POC testing made a difference. At study month 12,175 participants (89.7%) in the POC arm, but only 148 (75.9%) in the laboratory testing group, had reached the study’s primary endpoint: viral suppression with less than 200 copies/mL plus retention in care, meaning that subjects were still picking up their ART prescriptions.

Overall, POC testing increased viral load suppression by 10.3%, from 83.1% to 93.3% (P = .003) and retention by 7.7% from 84.6% to 92.3% (P = .03).

The investigators would like to evaluate the approach in the United States. Potentially, “POC testing will have a very important role in U.S. health care,” Dr. Drain said at the Conference on Retroviruses and Opportunistic Infections.

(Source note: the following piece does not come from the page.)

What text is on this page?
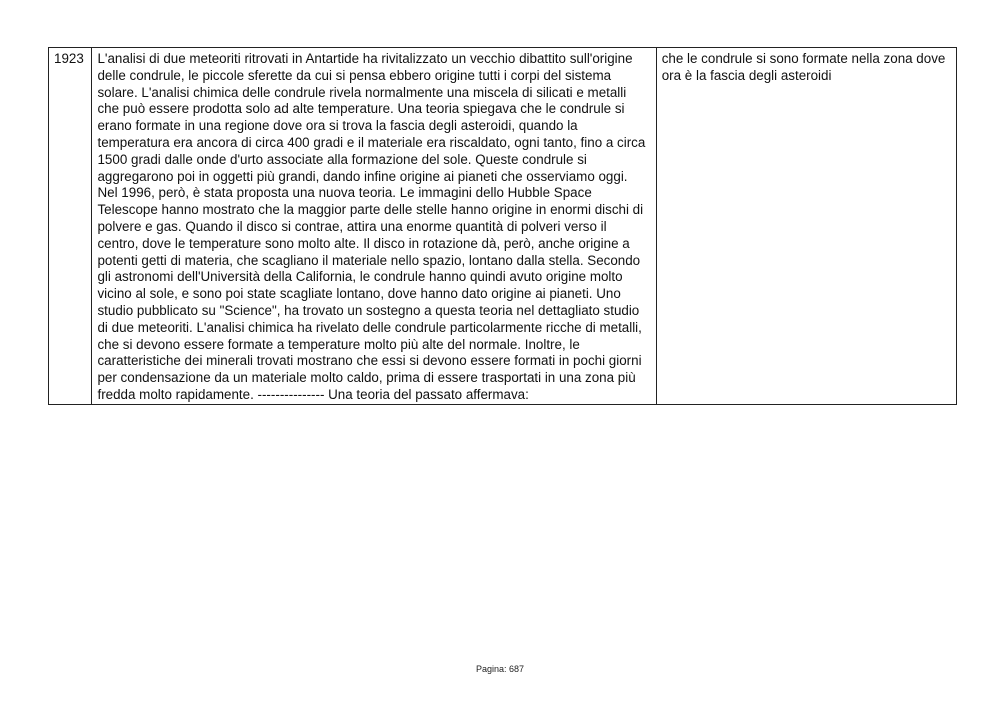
1923	L'analisi di due meteoriti ritrovati in Antartide ha rivitalizzato un vecchio dibattito sull'origine delle condrule, le piccole sferette da cui si pensa ebbero origine tutti i corpi del sistema solare. L'analisi chimica delle condrule rivela normalmente una miscela di silicati e metalli che può essere prodotta solo ad alte temperature. Una teoria spiegava che le condrule si erano formate in una regione dove ora si trova la fascia degli asteroidi, quando la temperatura era ancora di circa 400 gradi e il materiale era riscaldato, ogni tanto, fino a circa 1500 gradi dalle onde d'urto associate alla formazione del sole. Queste condrule si aggregarono poi in oggetti più grandi, dando infine origine ai pianeti che osserviamo oggi. Nel 1996, però, è stata proposta una nuova teoria. Le immagini dello Hubble Space Telescope hanno mostrato che la maggior parte delle stelle hanno origine in enormi dischi di polvere e gas. Quando il disco si contrae, attira una enorme quantità di polveri verso il centro, dove le temperature sono molto alte. Il disco in rotazione dà, però, anche origine a potenti getti di materia, che scagliano il materiale nello spazio, lontano dalla stella. Secondo gli astronomi dell'Università della California, le condrule hanno quindi avuto origine molto vicino al sole, e sono poi state scagliate lontano, dove hanno dato origine ai pianeti. Uno studio pubblicato su "Science", ha trovato un sostegno a questa teoria nel dettagliato studio di due meteoriti. L'analisi chimica ha rivelato delle condrule particolarmente ricche di metalli, che si devono essere formate a temperature molto più alte del normale. Inoltre, le caratteristiche dei minerali trovati mostrano che essi si devono essere formati in pochi giorni per condensazione da un materiale molto caldo, prima di essere trasportati in una zona più fredda molto rapidamente. --------------- Una teoria del passato affermava:	che le condrule si sono formate nella zona dove ora è la fascia degli asteroidi
Pagina: 687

It “helps us identify those who are having problems right away, before they leave the clinic, because whether it’s in South Africa or Seattle, as soon as they leave, it’s very hard to get them back. The more you can do POC testing, the better we can intervene and help these people,” he said.

“You don’t need POC testing for everybody; a lot of people do just fine. They take their medications reliably. They don’t need to get their results back right away ... But there are people who have challenges and would benefit from additional adherence counseling” or who might need help overcoming drug resistance. “We want to identify” them quickly; POC testing may be the answer, he said.

The mean age in the study was 33 years, and 60% of the subjects were women. The median CD4 count at baseline was 468 cells/mm3. POC was $22 per test, versus $25 for lab testing.

The National Institutes of Health funded the work. Dr. Drain had no disclosures. Cepheid donated the POC testing machines.